The last few months have tested Faulkner to her maximum, particularly the month of July when she raced the Giro and the Tour de France Femmes. After a strong performance in Italy, she caught COVID-19, which wiped out her recovery period, and an early crash was effectively the nail in the coffin of her GC fight.
She struggled physically throughout the whole race and had to ultimately grind her way to the finish on the Planche des Belles Filles. There were moments where she found herself struggling mentally, but by the end of the race, she seemed at peace with the cards she had been dealt.
“A lesson that cycling has definitely taught me is to just control what you can and not get stressed about other things,” she said. “In my old job, and in my life, I would sometimes get a little emotional about things I couldn’t control. I knew that there was no point in it, but it still happened. In cycling, there are just so many things that happen all the time.

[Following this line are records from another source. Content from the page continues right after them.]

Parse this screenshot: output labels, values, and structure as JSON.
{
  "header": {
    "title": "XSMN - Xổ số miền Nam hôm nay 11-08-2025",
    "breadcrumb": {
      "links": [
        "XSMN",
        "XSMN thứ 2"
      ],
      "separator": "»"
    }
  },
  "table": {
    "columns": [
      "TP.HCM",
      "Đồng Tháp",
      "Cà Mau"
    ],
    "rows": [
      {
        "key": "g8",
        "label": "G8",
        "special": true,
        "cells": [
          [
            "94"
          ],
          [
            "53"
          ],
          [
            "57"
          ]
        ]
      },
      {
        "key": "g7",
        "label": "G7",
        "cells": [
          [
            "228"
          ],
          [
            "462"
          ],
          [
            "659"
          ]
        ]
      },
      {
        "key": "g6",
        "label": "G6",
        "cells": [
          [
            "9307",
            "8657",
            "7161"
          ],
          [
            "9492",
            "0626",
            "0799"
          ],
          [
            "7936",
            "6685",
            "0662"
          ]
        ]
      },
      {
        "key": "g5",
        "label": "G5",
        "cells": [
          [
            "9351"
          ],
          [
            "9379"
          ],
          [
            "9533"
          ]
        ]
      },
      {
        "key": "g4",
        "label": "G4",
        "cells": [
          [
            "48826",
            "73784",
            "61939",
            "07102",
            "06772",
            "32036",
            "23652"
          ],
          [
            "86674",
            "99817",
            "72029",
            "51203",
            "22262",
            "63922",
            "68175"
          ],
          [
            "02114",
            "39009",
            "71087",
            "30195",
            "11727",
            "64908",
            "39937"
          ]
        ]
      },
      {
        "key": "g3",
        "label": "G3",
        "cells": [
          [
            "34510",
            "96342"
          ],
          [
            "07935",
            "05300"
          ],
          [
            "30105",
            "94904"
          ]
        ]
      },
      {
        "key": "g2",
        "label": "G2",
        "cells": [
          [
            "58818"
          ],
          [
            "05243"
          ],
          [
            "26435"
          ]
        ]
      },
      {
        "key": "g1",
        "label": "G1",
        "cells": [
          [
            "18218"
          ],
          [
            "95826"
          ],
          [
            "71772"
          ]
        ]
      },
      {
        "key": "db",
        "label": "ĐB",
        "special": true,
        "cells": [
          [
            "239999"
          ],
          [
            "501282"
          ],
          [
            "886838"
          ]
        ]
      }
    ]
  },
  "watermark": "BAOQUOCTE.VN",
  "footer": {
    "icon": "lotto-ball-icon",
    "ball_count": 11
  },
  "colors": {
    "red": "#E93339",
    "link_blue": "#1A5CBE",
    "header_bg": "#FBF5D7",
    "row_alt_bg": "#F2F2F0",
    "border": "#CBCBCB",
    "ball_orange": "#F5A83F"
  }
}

“You can like feel the best in the race, and you just get a flat tire the worst moment, like 4k to go in the race and it can be over. Cycling has definitely made me better at just rolling with the punches and knowing that getting upset about things I can’t control is just not going to help.”
Faulkner has found that her switch to BikeExchange-Jayco over the winter and embracing the Australian culture at the team has helped her become a more relaxed person.
“I’ve been really happy,” she said of her move to the team. “Everyone’s really positive and fun. I can sometimes be so serious and intense about my training and so focused, it’s healthy for me to surround myself with people who can be like really light-hearted and fun and funny. So that’s been really good for me.
“They’ve also given me some freedom to be in different roles in races and try out different kinds of races. Last year, I was in a leadership role for almost every race, which was actually really taxing by the end. It was good in that I learned how to take on that role as someone who was so new, and the responsibilities that come with that,
“At BikeExchange I’ve had the chance to be a protected support rider, I had the chance to get bottles when it was needed. There are just things that I think I really filled in, a lot of big gaps that I wasn’t able to last year, just given my trajectory.”